Crate words_count

Source
Expand description

§Words Count

Count the words and characters, with or without whitespaces.

The algorithm is roughly aligned with the way LibreOffice is counting words. This means that it does not exactly match the Unicode Text Segmentation standard.

§Examples

use words_count::WordsCount;

assert_eq!(WordsCount {
    words: 20,
    characters: 31,
    whitespaces: 2,
    cjk: 18,
}, words_count::count("Rust是由 Mozilla 主導開發的通用、編譯型程式語言。"));
let result = words_count::count_separately("apple banana apple");

assert_eq!(2, result.len());
assert_eq!(Some(&2), result.get("apple"));

Structs§

WordsCount

Constants§

NEWLINE
A WordsCount equivalent to words_count::count(“\n”).

Functions§

count
Count the words in the given string.

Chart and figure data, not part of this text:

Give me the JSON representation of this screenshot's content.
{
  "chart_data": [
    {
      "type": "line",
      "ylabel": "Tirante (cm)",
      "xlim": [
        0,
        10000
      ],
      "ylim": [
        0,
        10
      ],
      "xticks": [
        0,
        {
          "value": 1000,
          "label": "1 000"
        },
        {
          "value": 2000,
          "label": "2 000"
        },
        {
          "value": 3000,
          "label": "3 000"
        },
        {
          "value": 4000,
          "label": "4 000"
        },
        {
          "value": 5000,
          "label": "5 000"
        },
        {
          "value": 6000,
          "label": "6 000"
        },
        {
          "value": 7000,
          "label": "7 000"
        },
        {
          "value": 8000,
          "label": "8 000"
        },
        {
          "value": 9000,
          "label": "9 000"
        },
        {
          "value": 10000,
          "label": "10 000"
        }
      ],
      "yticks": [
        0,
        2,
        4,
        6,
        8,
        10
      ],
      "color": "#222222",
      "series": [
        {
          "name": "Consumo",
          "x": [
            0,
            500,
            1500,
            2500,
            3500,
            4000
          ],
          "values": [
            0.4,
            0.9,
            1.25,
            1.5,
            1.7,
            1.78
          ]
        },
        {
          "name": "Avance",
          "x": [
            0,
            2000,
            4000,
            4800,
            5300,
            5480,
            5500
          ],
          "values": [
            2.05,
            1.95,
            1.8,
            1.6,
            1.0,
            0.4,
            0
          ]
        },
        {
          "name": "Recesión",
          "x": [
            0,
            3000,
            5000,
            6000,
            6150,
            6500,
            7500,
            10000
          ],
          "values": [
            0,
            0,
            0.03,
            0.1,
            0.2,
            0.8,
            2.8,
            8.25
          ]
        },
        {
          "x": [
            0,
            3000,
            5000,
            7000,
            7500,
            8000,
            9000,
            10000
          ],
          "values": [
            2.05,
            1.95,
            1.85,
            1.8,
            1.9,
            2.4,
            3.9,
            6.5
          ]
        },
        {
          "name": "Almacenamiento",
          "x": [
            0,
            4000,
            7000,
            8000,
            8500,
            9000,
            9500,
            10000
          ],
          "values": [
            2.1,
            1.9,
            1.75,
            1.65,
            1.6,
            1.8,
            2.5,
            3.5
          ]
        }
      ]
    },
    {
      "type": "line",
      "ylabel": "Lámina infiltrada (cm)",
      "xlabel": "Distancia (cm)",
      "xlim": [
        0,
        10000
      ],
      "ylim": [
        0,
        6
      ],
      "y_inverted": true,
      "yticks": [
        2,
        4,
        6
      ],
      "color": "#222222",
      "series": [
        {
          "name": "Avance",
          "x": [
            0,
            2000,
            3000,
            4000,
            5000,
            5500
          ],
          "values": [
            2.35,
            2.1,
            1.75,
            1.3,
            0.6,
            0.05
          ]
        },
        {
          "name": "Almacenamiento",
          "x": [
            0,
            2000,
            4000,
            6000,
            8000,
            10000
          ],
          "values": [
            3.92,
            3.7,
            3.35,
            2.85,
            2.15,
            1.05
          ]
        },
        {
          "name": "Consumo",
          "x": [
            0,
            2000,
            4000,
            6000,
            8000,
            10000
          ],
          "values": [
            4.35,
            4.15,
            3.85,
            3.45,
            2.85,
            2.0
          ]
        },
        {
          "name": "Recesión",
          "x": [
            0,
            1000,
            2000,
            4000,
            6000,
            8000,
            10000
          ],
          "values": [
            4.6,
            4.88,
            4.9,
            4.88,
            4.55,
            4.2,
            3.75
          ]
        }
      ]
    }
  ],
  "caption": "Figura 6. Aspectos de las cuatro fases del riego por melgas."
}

In general, every non-CJK string of characters between two whitespaces is a word. Dashes (at least two dashes) are word limit, too. A CJK character is considered to be an independent word.
count_separately
Count the words separately in the given string. In general, every non-CJK string of characters between two whitespaces is a word. Dashes (at least two dashes) are word limit, too. A CJK character is considered to be an independent word. Punctuations are not handled.